By Maryam Montague
November 14, 2014
Courtesy Faim d'Epices

In order to really know a country, you need to know its food, and that’s definitely true when it comes to Morocco.  Moroccan dishes are so flavorful and hearty that you’ll find yourself asking for seconds or even thirds (ahem, no wonder I’m 10 pounds overweight from living here).  But don’t just enjoy your Moroccan meals–learn how to make a signature dish or two and you’ll leave the country with the best kind of souvenir.  Marrakesh makes learning how to cook particularly easy, as there are multiple cooking schools on offer.  Most schools offer market tours to start the class, where you’ll learn about and purchase ingredients, from spices to chicken.  Then, depending on the school, you’ll make a Moroccan dish or a complete meal before sitting down to enjoy it.  You’ll never make instant couscous again. Here are some great options for learning how to cook in Marrakesh.

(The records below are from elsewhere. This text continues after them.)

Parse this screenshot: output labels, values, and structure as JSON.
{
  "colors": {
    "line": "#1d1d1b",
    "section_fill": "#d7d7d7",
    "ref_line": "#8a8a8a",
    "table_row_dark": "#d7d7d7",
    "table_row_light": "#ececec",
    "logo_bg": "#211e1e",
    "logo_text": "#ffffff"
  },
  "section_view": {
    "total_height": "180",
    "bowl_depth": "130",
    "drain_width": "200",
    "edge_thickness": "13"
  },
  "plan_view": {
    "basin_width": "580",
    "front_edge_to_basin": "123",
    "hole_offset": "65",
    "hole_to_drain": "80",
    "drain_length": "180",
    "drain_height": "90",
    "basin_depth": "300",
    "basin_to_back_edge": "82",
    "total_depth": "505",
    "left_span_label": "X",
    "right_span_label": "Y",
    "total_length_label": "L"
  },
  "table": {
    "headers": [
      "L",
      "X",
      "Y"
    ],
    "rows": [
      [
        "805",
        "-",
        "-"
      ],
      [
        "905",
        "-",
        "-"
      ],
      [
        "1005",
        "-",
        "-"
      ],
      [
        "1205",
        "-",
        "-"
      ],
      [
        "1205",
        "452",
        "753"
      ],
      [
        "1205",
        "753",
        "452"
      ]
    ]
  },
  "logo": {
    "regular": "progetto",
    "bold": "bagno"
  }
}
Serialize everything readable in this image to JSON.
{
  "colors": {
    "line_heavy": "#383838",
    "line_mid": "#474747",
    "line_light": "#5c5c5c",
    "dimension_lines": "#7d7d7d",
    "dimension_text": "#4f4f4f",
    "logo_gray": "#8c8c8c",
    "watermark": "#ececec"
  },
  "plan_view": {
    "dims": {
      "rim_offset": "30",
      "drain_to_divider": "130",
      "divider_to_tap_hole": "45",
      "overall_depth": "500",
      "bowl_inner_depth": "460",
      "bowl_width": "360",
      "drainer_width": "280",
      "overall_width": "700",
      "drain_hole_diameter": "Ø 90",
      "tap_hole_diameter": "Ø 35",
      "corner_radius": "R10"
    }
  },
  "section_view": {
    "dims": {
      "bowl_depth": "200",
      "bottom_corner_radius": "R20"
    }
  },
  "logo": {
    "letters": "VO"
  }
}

Related: Best Cooking Schools Around the World

Dar Les Cigones

Daily Moroccan cooking classes are offered at this boutique hotel. The market tour is a hoot, and there is a great deal of flexibility in terms of what you can cook—such as bread making, pastry making, or how to make yogurt.  I highly recommend it for beginning and expert cooks alike. 

Souk Cuisine

Run by Gemma, a passionate expat, this is a very fun Moroccan cooking-lesson option. You’ll spend one pleasurable hour wandering the medina and purchasing ingredients before delving into the actual guided cooking at Gemma’s riad. Note that tasks are divvyed up, so you won’t learn a complete menu. 

La Maison Arabe

The legendary restaurant at La Maison Arabe offers somewhat formulaic cooking workshops, but they're good for the home cook who wants a light introduction to Moroccan cuisine. There is no real market tour, but there are individual cooking stations and very nice supplies provided for each participant. 

Faim D'epices

This Moroccan cooking class has a lot of charm, both in terms of the host-chefs, as well as the nice location, a few minutes from the medina.  There is also a fun initial introduction to spices via a blind tasting (that is perhaps trickier than you think). The workstations are good, and the dishes you cook interesting and unique.

Ateliers d’Ailleurs

This Moroccan cooking school offers two courses: “Food and Culture” and “Kitchen Simplissima.” One advantage is that you can ask for whatever main dish you’d like to cook. The other is that tools and cooking equipment are also similar to those that you probably already use, and so you can easily reproduce these recipes at home.